Exhaustion settles into Gin like a sickness, from the sex but also the folding over of all his emotions. Rage and frustration sunk into his bones and despite the fact that it is Aizen who settles behind him, he is overcome with the urge to curl into him and sleep. He doesn’t though, and instead waits.

There’s no way to tell for sure how much time passes; must be an hour, maybe two. All Gin knows is that the night has begun shifting colors and Aizen’s breathing has long evened out. When he looks at Aizen’s sleeping face, he expects to see both their long-written doom reflected back at him and instead sees only a man. A man who considers himself God, and who very well might be with the powers he holds and if allowed the powers he lusts for.
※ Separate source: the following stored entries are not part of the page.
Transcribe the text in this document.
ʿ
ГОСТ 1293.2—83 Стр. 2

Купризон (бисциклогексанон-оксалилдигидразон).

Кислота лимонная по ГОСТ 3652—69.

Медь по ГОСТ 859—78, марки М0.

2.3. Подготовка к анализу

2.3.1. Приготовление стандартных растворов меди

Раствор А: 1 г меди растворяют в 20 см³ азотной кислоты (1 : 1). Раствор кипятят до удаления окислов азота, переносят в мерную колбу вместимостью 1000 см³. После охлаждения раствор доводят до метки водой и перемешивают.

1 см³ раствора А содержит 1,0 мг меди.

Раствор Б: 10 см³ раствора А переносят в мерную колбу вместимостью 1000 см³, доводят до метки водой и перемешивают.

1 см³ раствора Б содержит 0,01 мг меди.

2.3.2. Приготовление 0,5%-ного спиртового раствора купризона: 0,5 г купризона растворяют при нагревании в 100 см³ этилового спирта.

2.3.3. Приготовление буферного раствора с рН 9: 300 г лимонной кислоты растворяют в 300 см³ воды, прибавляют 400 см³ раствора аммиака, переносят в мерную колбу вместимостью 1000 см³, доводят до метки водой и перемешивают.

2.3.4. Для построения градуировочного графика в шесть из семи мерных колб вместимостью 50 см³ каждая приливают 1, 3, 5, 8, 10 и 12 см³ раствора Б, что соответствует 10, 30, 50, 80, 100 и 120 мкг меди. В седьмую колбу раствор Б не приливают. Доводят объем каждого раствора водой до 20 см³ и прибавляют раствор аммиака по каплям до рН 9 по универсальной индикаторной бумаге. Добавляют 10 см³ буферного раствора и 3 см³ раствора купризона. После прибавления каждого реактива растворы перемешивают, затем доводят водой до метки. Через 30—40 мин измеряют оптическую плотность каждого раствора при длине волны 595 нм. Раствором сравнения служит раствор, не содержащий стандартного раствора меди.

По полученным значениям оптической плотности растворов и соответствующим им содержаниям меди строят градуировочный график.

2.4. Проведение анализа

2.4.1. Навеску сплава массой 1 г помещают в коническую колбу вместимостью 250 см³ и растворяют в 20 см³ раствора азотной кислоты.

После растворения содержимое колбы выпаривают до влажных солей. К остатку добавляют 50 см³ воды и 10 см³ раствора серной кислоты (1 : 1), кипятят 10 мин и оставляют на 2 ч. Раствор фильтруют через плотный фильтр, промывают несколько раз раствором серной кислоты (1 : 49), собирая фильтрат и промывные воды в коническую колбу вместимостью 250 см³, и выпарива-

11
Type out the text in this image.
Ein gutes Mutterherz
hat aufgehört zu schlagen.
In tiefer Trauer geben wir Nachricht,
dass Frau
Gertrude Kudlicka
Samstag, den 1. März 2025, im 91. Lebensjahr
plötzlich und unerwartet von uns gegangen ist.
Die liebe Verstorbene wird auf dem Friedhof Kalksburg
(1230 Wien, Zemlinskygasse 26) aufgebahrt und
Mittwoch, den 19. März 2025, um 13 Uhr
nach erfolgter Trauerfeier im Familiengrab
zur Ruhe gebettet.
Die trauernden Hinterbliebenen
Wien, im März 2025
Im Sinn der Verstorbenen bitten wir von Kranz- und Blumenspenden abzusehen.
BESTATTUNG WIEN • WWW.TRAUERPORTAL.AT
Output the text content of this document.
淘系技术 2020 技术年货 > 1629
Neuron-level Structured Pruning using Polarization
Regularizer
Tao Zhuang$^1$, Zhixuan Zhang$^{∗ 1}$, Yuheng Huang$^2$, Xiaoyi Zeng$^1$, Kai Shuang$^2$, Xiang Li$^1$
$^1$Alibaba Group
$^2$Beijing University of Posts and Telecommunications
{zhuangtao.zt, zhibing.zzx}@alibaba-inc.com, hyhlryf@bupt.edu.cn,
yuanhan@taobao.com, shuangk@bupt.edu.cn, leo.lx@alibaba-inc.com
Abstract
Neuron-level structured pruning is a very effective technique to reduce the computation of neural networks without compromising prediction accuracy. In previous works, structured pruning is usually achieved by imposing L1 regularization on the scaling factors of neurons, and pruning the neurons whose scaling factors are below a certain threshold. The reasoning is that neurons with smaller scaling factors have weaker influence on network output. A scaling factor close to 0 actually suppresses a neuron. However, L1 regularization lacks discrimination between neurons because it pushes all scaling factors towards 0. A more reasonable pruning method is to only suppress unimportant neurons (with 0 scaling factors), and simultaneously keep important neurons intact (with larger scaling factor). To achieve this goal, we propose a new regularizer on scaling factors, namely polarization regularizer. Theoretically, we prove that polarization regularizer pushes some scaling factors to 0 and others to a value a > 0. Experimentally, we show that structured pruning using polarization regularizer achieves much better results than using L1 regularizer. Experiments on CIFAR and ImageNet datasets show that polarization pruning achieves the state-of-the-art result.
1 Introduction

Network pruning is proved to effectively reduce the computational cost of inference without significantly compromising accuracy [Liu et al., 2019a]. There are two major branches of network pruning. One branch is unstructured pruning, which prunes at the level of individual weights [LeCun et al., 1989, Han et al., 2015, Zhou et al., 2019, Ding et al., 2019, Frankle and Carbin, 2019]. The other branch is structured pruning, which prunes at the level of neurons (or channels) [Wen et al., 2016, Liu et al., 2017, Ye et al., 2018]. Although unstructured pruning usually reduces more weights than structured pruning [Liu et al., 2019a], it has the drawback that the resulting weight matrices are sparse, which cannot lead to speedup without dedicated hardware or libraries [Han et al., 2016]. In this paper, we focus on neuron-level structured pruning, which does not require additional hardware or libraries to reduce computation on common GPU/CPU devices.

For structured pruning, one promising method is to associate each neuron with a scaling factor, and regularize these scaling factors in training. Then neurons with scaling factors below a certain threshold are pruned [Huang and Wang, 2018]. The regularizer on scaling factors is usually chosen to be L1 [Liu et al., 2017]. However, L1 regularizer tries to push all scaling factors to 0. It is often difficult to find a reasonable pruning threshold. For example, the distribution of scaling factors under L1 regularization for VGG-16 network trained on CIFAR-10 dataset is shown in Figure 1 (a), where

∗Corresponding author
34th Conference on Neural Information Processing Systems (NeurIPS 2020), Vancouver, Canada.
His Zanpakto is still in the other room, but Gin is very quiet. It would be inconsequentially easy to slip out and find his weapon, come back, and finish the deed here. Slit Aizen's throat while he sleeps. This was what his mind's eye had constructed when he invited himself over and asked for a drink, though he hadn’t necessarily expected it to materialize so quickly. He finds being handed the opportunity to kill his nemesis, his captain, to be less liberating than he expected.

Instead, he is frozen in indecision, and hates himself for it - he imagines how easily this could be traced back to him and if he would be caught or executed. What does it matter, he thinks bitterly, this can’t continue, because Aizen would drag them both down and then the world and either way he looks at it there’s nothing awaiting him but death or ruin. It would be kinder to kill them both.

That is to say, he might as well do it now and put an end to it all, but he doesn’t. He briefly entertains the idea of leaving though, going to Rangiku and explaining the mess he’s gotten himself into but it’s out of the question. Too dangerous to put her in that position, he thinks. That and sharing the truth with her would mean all the unpalatable bits too.

All the moments where Gin chose to kill, not just because Aizen ordered it, but because he wanted to, too. All the spying, and the cruelty, she would never understand. Aizen does, though, and there’s the rub. That Aizen might have seen through his honey pot attempt and offered his own.

Poised are two snakes, pretending not to be snakes. They lie frozen still in the wake, biding their time to strike. Gin bides his time and curls into Aizen’s side to sleep.